Preserve fertility in cancer patients

Both chemotherapy and radiotherapy, which constitute the standard treatment of cancer pathologies, are characterized by the severity of their adverse effects. And in the case of children, adolescents and young people one of them is that they can generate infertility or even the permanent sterility of the patient.

But it is usual that at the time of receiving the diagnosis they do not even consider this possibility, given the emotional weight that comes from knowing that you have cancer . And yet, today there are more and more patients who survive this disease and it is essential to consider the consequences that the treatment will have on their life and, in particular, the possibilities of being able to satisfy the wishes of paternity or maternity.

Today we can assess the risk of infertility that the different drugs (some more and others less) that are used for cancer treatment, as well as radiotherapy, with which it is very high. Surgery, as long as it does not affect the anatomy of the genital apparatus, does not have to compromise the future reproductive capacity of the patient. And this has led to the oncologists themselves taking on the challenge of preserving the patient’s fertility before starting the treatment, taking into account the different means and techniques that Medicine currently offers.

Preserve fertility in cancer patients

In this context, reproductive medicine specialists can play an important role that covers different fields. In the first place, carrying out a study of the patient’s fertility, because we must not forget that 15% of the healthy population has some degree of infertility. And then offering the different options available, yes, always taking into account the type of cancer treatment that the patient will receive. Of course, the fertility study should be done in all cancer patients one year after the end of treatment and be disease free.

In general, the simplest is to recommend the freezing of semen in the case of men or the vitrification of oocytes in that of women. But this is not always the best solution and when it comes to pediatric patients it is not a viable option.

The problem acquires an even greater complexity than a priori can be considered. In the case of men, for example, semen can keep frozen for up to 25 years, but not everyone can provide a viable sample, since in some it is their own disease that prevents them from ejaculating normally, so it will have to be extracted by electroejaculation technique.

On the other hand, on occasion, the need to immediately initiate cancer treatment does not allow it to be postponed long enough to carry out the clinical procedures required to preserve fertility, as is the case with the removal of eggs in the case of women, for which it is necessary to follow an ovarian hyperstimulation treatment that may require between two and three weeks.
In this case, it is possible to remove the ovarian tissue and cryopreserve it to reimplant it once the disease has been overcome. The same has also been done with the uterus, but the truth is that both procedures are still experimental and only viable if the cancer does not affect any of these organs.

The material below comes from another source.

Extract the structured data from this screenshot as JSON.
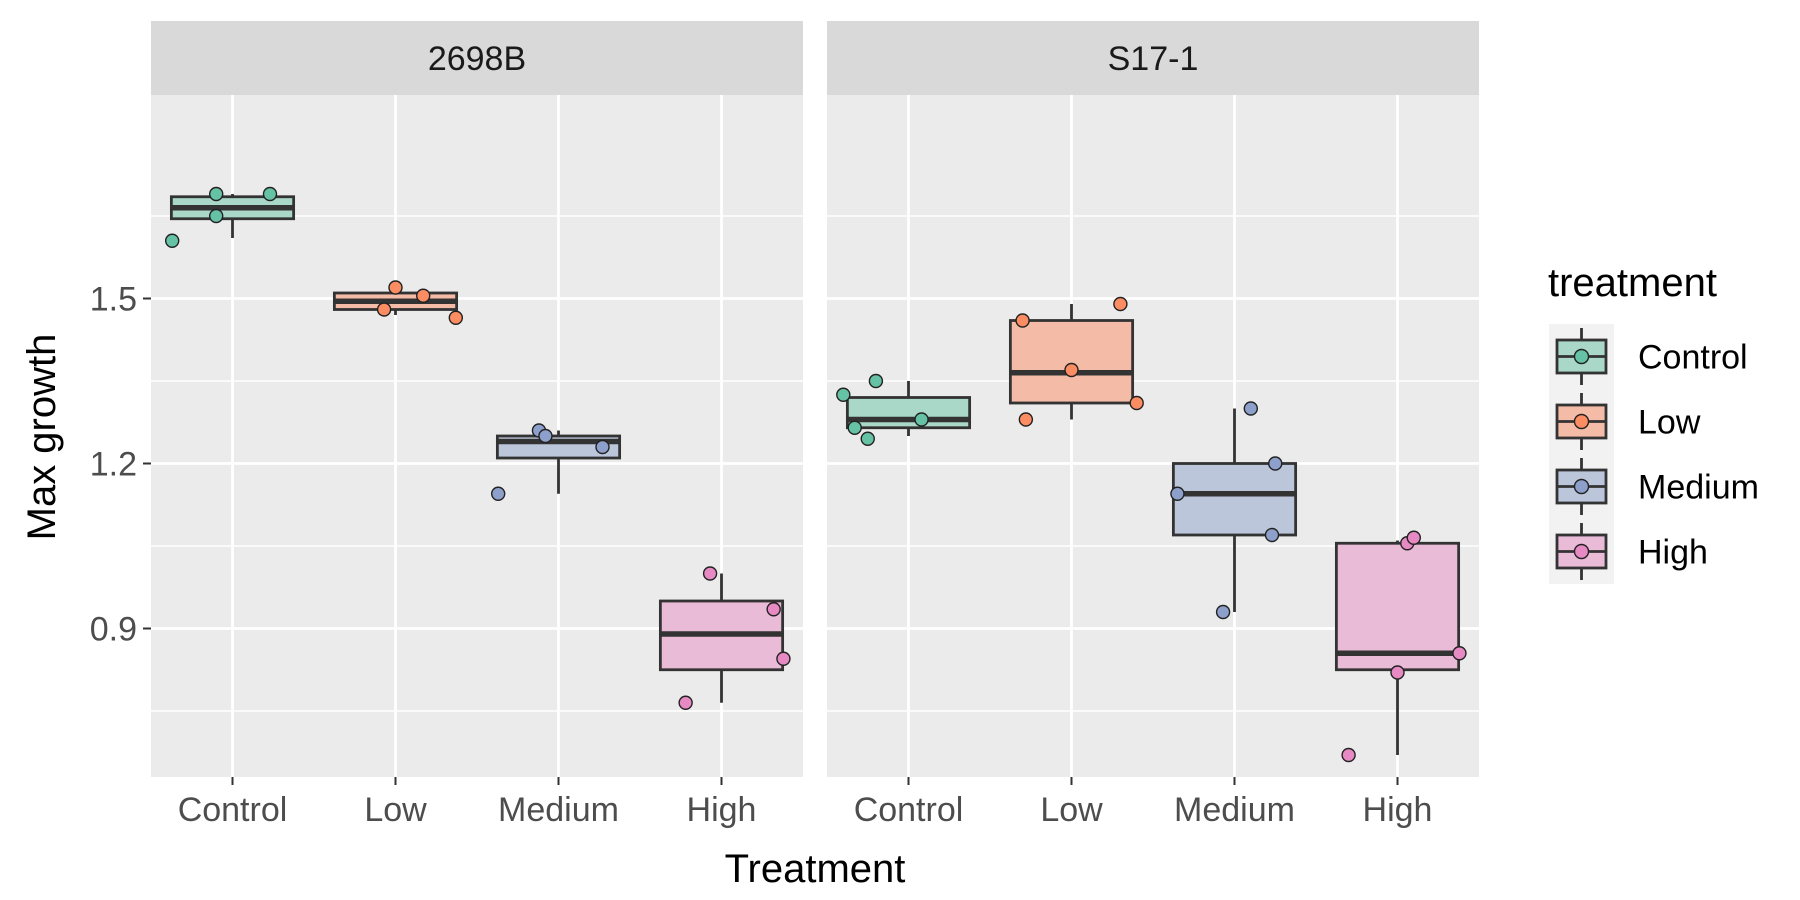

However, cryopreservation of ovarian tissue is the only option for girls who have not reached puberty to maintain fertility once the disease is over. In the case of prepubertal children, at the moment there is no opportunity to preserve fertility, although currently the possibility of using stem cells extracted from testicular tissue is investigated so that, once they are matured in the laboratory, they can be used to Develop in vitro fertilization. But so far no positive results have been obtained.

In addition, there is another question that has not yet been answered about the extraction and cryopreservation of tissues and then be reimplanted, such as the possibility that this maneuver can reintroduce cancer into the body.